Até que me dei conta de que, para mim, a maternidade não seria a forma ideal de viver. Poder ir e vir como e quando bem entendo, sem amarras nem satisfações – o que, aliás, é o que faz a maioria dos homens, sem serem julgados ou punidos por isso (ainda que tenham filhos) – tem bastante valor para mim.

Fiz e mantive esta escolha de forma consciente, tranquila, satisfeita, e contente.

Francamente, não acredito que pessoas, por conta de suas identidades, são feitas para ações específicas — seja cuidar de crianças, praticar esportes, dançar, escrever, ou o que for. Por isso não sofri, nem adoeci, nem enlouqueci por ser mulher e não ter sido mãe. Mas muita gente tentou, ainda que inconscientemente, me fazer sofrer, adoecer e enlouquecer por ter recusado a maternidade.

Tentaram derrubar minha autoconfiança e autoestima por eu ter priorizado minha independência e autonomia, me humilhando com comentários e atos perversos. No coração de quem demoniza escolhas contrárias às que se espera das mulheres, borbulham misoginia e, arrisco dizer, muito ressentimento e recalque.

Há quem me olhe com pena, quem me diga que ainda dá tempo, quem me enquadre como egoísta, quem esteja convencido de que, no fundo, eu minto sobre minha determinação. Problema deles.

Não gosto de dar conselhos, mas quero que as mulheres que não têm plena certeza de que querem ser mães saibam que elas não precisam se afligir: não ter filhos e não ser mãe não é solitário, não é triste, não deixa uma lacuna, não aprofunda negativamente nosso necessário vazio, e não é uma falha.

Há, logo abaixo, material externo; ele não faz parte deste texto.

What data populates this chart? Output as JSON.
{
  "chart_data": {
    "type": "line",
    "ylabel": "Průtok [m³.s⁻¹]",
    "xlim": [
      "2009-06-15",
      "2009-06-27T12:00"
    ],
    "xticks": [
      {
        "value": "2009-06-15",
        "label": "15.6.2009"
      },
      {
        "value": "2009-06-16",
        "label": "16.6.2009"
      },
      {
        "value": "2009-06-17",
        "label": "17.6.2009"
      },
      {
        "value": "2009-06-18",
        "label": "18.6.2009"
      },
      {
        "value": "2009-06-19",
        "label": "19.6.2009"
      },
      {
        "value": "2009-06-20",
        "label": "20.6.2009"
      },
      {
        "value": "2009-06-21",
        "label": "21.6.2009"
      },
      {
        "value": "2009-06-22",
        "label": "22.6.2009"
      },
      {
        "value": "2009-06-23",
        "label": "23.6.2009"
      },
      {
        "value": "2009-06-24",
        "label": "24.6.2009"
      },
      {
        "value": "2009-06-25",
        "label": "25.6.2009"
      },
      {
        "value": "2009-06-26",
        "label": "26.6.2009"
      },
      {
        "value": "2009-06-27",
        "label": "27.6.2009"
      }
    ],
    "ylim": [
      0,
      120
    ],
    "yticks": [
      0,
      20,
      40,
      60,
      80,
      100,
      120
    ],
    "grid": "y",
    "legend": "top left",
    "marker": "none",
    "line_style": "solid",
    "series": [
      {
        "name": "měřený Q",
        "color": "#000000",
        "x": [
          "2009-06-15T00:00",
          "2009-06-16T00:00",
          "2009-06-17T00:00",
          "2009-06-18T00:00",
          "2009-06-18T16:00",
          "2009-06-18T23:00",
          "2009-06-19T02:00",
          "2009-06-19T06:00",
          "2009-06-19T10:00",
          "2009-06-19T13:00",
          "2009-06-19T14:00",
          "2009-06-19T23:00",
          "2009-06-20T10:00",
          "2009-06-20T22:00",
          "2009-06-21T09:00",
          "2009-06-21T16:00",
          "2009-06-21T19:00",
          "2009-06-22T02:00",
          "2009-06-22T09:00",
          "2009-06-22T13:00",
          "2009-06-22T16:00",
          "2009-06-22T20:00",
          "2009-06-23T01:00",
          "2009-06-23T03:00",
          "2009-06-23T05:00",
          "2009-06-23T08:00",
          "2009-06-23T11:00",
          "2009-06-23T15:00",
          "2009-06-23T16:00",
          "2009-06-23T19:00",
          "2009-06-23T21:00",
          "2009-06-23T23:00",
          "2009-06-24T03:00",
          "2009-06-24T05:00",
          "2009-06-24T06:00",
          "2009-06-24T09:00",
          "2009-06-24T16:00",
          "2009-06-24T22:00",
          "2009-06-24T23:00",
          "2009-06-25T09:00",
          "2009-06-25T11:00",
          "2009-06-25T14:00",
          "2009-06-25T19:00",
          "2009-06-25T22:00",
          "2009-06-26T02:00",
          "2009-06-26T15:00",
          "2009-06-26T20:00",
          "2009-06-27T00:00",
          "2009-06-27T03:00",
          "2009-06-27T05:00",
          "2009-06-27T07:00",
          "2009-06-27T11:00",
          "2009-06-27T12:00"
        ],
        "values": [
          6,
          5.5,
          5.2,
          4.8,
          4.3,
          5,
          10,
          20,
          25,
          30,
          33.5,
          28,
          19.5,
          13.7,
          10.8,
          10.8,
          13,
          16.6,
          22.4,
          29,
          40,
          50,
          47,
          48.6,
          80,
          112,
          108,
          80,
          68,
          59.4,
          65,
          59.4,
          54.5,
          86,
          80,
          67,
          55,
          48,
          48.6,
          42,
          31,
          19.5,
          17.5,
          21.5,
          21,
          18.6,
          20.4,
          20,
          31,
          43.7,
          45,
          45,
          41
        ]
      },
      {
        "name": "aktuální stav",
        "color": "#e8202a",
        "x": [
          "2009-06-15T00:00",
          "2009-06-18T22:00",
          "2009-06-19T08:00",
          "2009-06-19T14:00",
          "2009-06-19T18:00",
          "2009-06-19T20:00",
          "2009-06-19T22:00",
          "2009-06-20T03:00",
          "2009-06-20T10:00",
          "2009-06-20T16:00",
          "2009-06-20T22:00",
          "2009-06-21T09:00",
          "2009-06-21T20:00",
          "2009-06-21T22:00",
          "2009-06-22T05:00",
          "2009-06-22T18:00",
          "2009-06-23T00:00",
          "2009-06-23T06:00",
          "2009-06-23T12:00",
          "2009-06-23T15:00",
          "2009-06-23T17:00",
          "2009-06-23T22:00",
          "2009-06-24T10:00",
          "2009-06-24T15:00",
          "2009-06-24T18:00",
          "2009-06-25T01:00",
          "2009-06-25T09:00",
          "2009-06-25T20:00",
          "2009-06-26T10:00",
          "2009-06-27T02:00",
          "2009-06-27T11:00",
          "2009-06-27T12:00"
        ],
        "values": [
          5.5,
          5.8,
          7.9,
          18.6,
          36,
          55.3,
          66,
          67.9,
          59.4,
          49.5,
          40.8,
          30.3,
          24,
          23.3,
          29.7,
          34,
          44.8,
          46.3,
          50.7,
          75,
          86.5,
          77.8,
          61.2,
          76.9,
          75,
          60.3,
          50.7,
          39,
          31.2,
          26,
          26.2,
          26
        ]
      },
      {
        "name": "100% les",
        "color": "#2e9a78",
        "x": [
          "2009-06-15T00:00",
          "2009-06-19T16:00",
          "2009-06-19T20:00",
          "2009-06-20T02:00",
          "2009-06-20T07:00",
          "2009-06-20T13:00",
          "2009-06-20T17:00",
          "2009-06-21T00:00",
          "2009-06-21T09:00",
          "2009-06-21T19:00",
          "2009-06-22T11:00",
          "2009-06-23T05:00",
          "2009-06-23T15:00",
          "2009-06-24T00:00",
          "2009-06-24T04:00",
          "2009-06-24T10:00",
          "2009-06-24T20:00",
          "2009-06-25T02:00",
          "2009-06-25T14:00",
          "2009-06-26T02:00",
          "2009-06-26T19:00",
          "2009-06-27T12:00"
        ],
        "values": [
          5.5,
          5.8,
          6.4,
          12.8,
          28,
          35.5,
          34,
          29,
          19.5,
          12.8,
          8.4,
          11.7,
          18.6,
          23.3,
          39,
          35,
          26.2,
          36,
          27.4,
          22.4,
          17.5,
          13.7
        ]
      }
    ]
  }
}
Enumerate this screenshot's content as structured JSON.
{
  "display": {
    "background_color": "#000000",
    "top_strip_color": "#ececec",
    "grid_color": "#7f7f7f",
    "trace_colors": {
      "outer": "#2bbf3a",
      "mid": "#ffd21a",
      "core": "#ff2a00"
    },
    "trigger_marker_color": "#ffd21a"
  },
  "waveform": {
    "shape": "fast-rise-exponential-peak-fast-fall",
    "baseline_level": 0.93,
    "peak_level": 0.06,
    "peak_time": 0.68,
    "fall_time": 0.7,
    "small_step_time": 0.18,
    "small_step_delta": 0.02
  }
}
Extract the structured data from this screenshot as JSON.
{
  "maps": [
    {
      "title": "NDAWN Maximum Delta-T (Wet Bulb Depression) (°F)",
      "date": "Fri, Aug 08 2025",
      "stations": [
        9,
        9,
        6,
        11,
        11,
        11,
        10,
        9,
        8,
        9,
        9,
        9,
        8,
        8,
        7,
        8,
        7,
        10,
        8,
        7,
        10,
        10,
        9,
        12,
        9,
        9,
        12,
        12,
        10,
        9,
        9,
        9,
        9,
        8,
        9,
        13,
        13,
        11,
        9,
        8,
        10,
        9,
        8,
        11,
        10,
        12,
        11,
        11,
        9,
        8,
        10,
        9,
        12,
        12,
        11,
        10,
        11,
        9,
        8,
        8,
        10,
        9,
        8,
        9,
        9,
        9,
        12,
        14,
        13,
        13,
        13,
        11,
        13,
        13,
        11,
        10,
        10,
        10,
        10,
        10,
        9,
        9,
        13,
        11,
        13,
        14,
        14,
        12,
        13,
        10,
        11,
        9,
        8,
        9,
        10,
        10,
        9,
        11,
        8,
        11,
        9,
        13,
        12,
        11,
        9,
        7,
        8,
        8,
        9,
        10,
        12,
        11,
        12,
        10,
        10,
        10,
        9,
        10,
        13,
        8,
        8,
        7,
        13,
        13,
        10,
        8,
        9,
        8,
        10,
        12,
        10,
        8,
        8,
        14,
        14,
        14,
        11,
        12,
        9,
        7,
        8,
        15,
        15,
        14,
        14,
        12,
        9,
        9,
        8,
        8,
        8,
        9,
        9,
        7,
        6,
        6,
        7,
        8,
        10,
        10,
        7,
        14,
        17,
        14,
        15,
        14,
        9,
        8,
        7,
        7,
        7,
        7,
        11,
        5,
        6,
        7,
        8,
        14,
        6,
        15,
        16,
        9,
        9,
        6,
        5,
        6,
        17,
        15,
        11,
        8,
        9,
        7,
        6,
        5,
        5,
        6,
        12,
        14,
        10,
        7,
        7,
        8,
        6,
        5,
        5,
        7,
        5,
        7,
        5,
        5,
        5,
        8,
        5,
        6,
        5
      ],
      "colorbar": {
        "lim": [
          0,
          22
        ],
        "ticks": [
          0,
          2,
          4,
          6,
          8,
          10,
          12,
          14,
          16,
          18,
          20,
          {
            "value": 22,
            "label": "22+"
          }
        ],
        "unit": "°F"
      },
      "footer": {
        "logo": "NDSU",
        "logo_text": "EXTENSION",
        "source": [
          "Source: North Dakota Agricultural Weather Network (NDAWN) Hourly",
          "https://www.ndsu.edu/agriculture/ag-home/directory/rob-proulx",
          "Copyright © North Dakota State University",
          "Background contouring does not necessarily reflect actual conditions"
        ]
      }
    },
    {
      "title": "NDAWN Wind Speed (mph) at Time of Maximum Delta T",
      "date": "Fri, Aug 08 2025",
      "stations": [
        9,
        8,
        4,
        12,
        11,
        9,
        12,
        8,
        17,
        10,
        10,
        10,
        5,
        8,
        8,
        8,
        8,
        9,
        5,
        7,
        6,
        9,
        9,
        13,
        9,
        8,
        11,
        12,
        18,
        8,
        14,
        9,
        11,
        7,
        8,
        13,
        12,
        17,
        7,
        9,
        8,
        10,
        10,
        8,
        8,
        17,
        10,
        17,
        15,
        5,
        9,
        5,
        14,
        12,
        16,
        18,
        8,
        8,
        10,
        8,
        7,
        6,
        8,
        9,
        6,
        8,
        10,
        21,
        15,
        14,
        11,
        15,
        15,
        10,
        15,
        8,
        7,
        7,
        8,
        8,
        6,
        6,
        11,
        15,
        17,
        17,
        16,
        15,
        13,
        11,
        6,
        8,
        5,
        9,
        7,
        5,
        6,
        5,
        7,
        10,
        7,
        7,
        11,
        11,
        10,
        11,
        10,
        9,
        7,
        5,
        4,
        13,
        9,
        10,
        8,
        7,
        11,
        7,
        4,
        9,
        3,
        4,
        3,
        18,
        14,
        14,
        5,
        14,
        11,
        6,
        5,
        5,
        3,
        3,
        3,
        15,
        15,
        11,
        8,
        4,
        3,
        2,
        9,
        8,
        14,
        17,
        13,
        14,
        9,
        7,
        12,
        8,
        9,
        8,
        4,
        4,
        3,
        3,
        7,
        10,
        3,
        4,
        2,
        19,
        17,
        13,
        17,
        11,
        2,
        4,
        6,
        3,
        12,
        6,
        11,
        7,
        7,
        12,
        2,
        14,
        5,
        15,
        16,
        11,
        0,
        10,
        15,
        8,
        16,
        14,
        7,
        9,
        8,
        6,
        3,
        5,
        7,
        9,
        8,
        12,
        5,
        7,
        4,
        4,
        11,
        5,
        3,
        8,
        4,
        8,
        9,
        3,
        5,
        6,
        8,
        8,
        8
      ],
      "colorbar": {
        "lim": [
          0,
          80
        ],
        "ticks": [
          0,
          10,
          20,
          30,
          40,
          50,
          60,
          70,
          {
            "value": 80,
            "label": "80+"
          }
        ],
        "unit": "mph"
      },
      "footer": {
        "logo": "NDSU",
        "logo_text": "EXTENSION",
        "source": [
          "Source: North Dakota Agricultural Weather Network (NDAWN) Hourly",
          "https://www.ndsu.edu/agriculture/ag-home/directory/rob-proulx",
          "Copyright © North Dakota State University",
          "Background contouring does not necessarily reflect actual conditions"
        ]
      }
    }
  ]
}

A bem da verdade, quanto mais o tempo passa menos me questiono sobre a minha decisão.

Na internet é comum ouvir e ler mulheres dizendo jocosamente que gostariam de ser pais, uma piada com a qual me identifico. Uma coisa que sempre digo em conversas privadas sobre este tema é que quanto menos filhos tenho, menos filhos quero ter. Eu amo os filhos e filhas e filhes das pessoas que amo, me comove e alegra conviver com as crias dos meus. Porém, tê-los, eu mesma? Isso não me faz falta. E estou longe de ser a única mulher que sente isso ou pensa assim.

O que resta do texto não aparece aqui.